Themes of faith, belief and betrayal permeated the pages of Justice League #18. In part 4 of the special Legion of Doom arc, our main focus is on the legacy of the Luthor family, the late Vandall Savage and the dynamic between Lex and the rebuilt and resurrected Brainiac. We see the latter two characters tested in particular.
For Lex, these tests are twofold; to face the truth of his family, his past and, ultimately, the forces that have guided them in some way and then also to reaffirm the belief he has in his own ability to manipulate and plan ahead.
In regards to Brainiac, he must not only put his faith into the word and intelligence of Lex, but must also learn to believe in forces that he sees as purely scientific. This tale, therefore, says a lot about the origins of Luthor in some ways, displaying in full why his father turned out the way he did and the impact this had on a young Lex.
The focus on this duo is a very deliberate move from the writers, as the importance of The Legion, in general, becomes far less apparent.
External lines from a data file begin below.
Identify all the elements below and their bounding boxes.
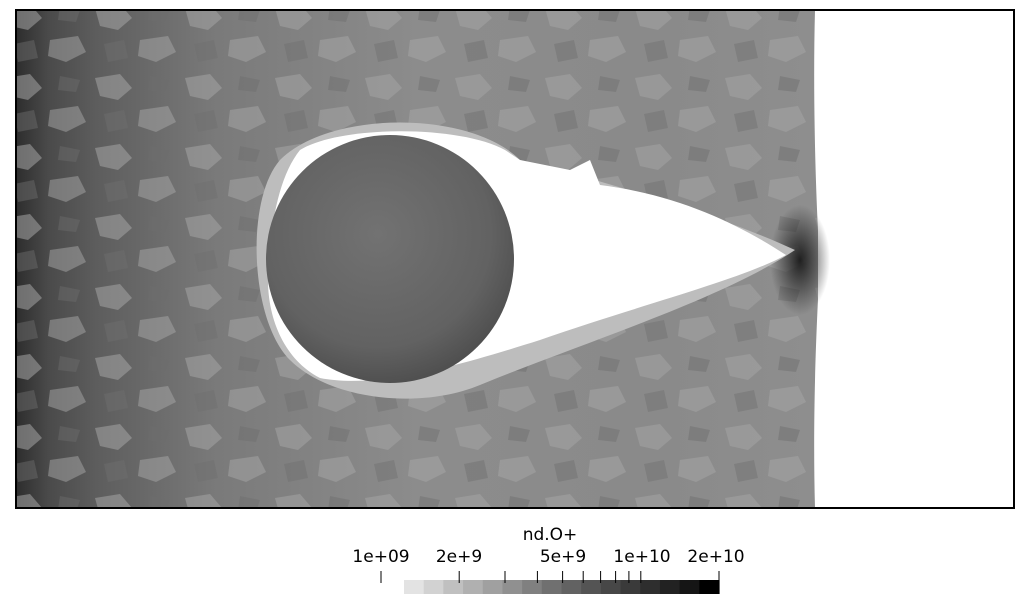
colorbar-label-1e10: 1e+10: [613, 547, 670, 567]
colorbar-swatch: [404, 580, 425, 594]
colorbar-swatch: [482, 580, 504, 594]
colorbar-ramp: [404, 580, 720, 594]
colorbar-label-1e9: 1e+09: [352, 547, 409, 567]
empty-region: [818, 10, 1014, 508]
colorbar-swatch: [620, 580, 641, 594]
domain-frame: [15, 9, 1015, 509]
colorbar-swatch: [699, 580, 720, 594]
colorbar-title: nd.O+: [523, 525, 578, 545]
wake-tip-shade: [770, 205, 830, 315]
colorbar-swatch: [423, 580, 444, 594]
colorbar: nd.O+ 1e+09 2e+9 5e+9 1e+10 2e+10: [352, 525, 745, 594]
colorbar-swatch: [581, 580, 602, 594]
colorbar-swatch: [561, 580, 582, 594]
density-field: [16, 10, 1014, 508]
colorbar-swatch: [443, 580, 464, 594]
colorbar-swatch: [640, 580, 661, 594]
colorbar-label-5e9: 5e+9: [540, 547, 586, 567]
colorbar-ticks: [380, 571, 720, 583]
colorbar-swatch: [502, 580, 523, 594]
colorbar-swatch: [522, 580, 543, 594]
colorbar-swatch: [600, 580, 622, 594]
sphere-body: [266, 135, 514, 383]
colorbar-label-2e10: 2e+10: [687, 547, 744, 567]
colorbar-label-2e9: 2e+9: [436, 547, 482, 567]
colorbar-swatch: [463, 580, 484, 594]
colorbar-swatch: [541, 580, 563, 594]
colorbar-swatch: [659, 580, 681, 594]
colorbar-swatch: [679, 580, 700, 594]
Across the series, we’ve seen them weakened, with some members leaving and others betraying the group.
Brainiac’s attempted betrayal, in particular, is, at this point, expected because of the experiences we’ve already seen throughout the run.
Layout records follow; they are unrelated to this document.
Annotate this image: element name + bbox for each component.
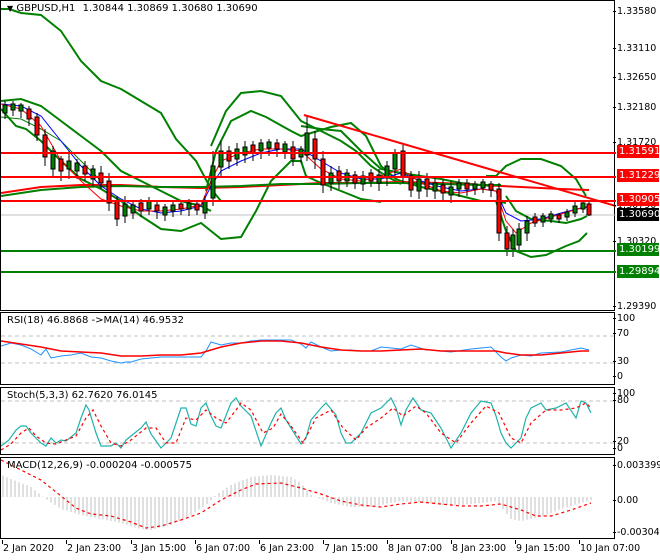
time-tick: 8 Jan 23:00 [452, 543, 507, 554]
time-tick: 9 Jan 15:00 [516, 543, 571, 554]
time-tick: 3 Jan 15:00 [132, 543, 187, 554]
macd-canvas [1, 459, 592, 530]
macd-pane[interactable]: MACD(12,26,9) -0.000204 -0.000575 [0, 457, 615, 539]
current-price-tag: 1.30690 [617, 208, 660, 221]
stochastic-pane[interactable]: Stoch(5,3,3) 62.7620 76.0145 [0, 387, 616, 455]
rsi-title: RSI(18) 46.8868 ->MA(14) 46.9532 [7, 315, 184, 326]
time-tick: 7 Jan 15:00 [324, 543, 379, 554]
time-tick: 6 Jan 07:00 [196, 543, 251, 554]
macd-tick: -0.003046 [613, 527, 660, 538]
stochastic-canvas [1, 396, 616, 451]
price-tick: 1.31720 [612, 137, 657, 148]
price-tick: 1.32180 [612, 102, 657, 113]
candles [2, 101, 592, 257]
rsi-axis: 100 70 30 0 [612, 312, 660, 385]
time-tick: 10 Jan 07:00 [580, 543, 641, 554]
price-chart-pane[interactable]: ▼ GBPUSD,H1 1.30844 1.30869 1.30680 1.30… [0, 0, 616, 311]
price-tick: 1.33110 [612, 43, 657, 54]
level-tag-resistance: 1.30905 [617, 193, 660, 206]
triangle-down-icon[interactable]: ▼ [7, 4, 14, 13]
price-chart-canvas [1, 8, 616, 273]
rsi-tick: 30 [612, 356, 630, 367]
rsi-tick: 100 [612, 313, 636, 324]
time-axis: 2 Jan 2020 2 Jan 23:00 3 Jan 15:00 6 Jan… [0, 540, 660, 560]
stoch-tick: 80 [612, 395, 630, 406]
time-tick: 6 Jan 23:00 [260, 543, 315, 554]
price-tick: 1.30320 [612, 236, 657, 247]
rsi-pane[interactable]: RSI(18) 46.8868 ->MA(14) 46.9532 [0, 312, 616, 385]
level-tag-support: 1.30199 [617, 243, 660, 256]
level-tag-support: 1.29894 [617, 265, 660, 278]
stoch-tick: 100 [612, 388, 636, 399]
stoch-tick: 0 [612, 443, 624, 454]
stoch-tick: 20 [612, 436, 630, 447]
stochastic-axis: 100 80 20 0 [612, 387, 660, 455]
macd-tick: 0.003399 [612, 460, 660, 471]
rsi-canvas [1, 335, 616, 364]
rsi-tick: 70 [612, 328, 630, 339]
level-tag-resistance: 1.31591 [617, 145, 660, 158]
time-tick: 2 Jan 23:00 [67, 543, 122, 554]
time-tick: 2 Jan 2020 [3, 543, 54, 554]
symbol-timeframe: GBPUSD,H1 [16, 3, 76, 14]
chart-header: ▼ GBPUSD,H1 1.30844 1.30869 1.30680 1.30… [7, 3, 258, 14]
price-tick: 1.32650 [612, 72, 657, 83]
price-tick: 1.29390 [612, 301, 657, 312]
rsi-tick: 0 [612, 371, 624, 382]
macd-title: MACD(12,26,9) -0.000204 -0.000575 [7, 460, 192, 471]
level-tag-resistance: 1.31229 [617, 169, 660, 182]
macd-tick: 0.00 [612, 495, 639, 506]
price-tick: 1.33580 [612, 6, 657, 17]
macd-axis: 0.003399 0.00 -0.003046 [612, 457, 660, 539]
time-tick: 8 Jan 07:00 [388, 543, 443, 554]
ohlc-values: 1.30844 1.30869 1.30680 1.30690 [82, 3, 258, 14]
stochastic-title: Stoch(5,3,3) 62.7620 76.0145 [7, 390, 158, 401]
In Justice League #18, we see nods to past events of The Legion series, including the various forces that have been given to its members and allies, such as the Still Force and the Ultraviolet Lantern Corps.
This tale is one that could only be told at this stage of the narrative, relying heavily on a knowledge of what has come before – although it allows new readers to quickly catch up during the scientific discussions at play. Perhaps the most interesting part of this was the work that Savage has done in order to look into these multiversal forces and how he has manipulated what he had learnt to his advantage. His lack of ambition or understanding is was what held him back. Although, I do wonder if there was more to it than that and whether he has the same selfish drive that Lex has that could lead Earth to its doom.
The artwork in Justice League #18 is certainly stylised and skilled, but not necessarily to my preference. I usually like a crisper image and, whilst it was absolutely visually interesting and vibrant in both its colours and its shading, it wasn’t what I would have chosen. Having said that, it works within the context of this tale in particular – especially as we enter a metaphysical world where we are taken to the past and in a space that is made up of the mind.
With various other players making important moves and decisions, Justice League #18 continues to paint a grander picture that is much more than just the sum of its parts. As we continue to move closer to Perpetua being unleashed, we are left to wonder what impact this will have on Lex’s own faith and beliefs.
Justice League #18
Taking us on a very different journey, with themes of betrayal, belief and faith, this story explores the Luthor legacy and finds some further truths about the characters involved.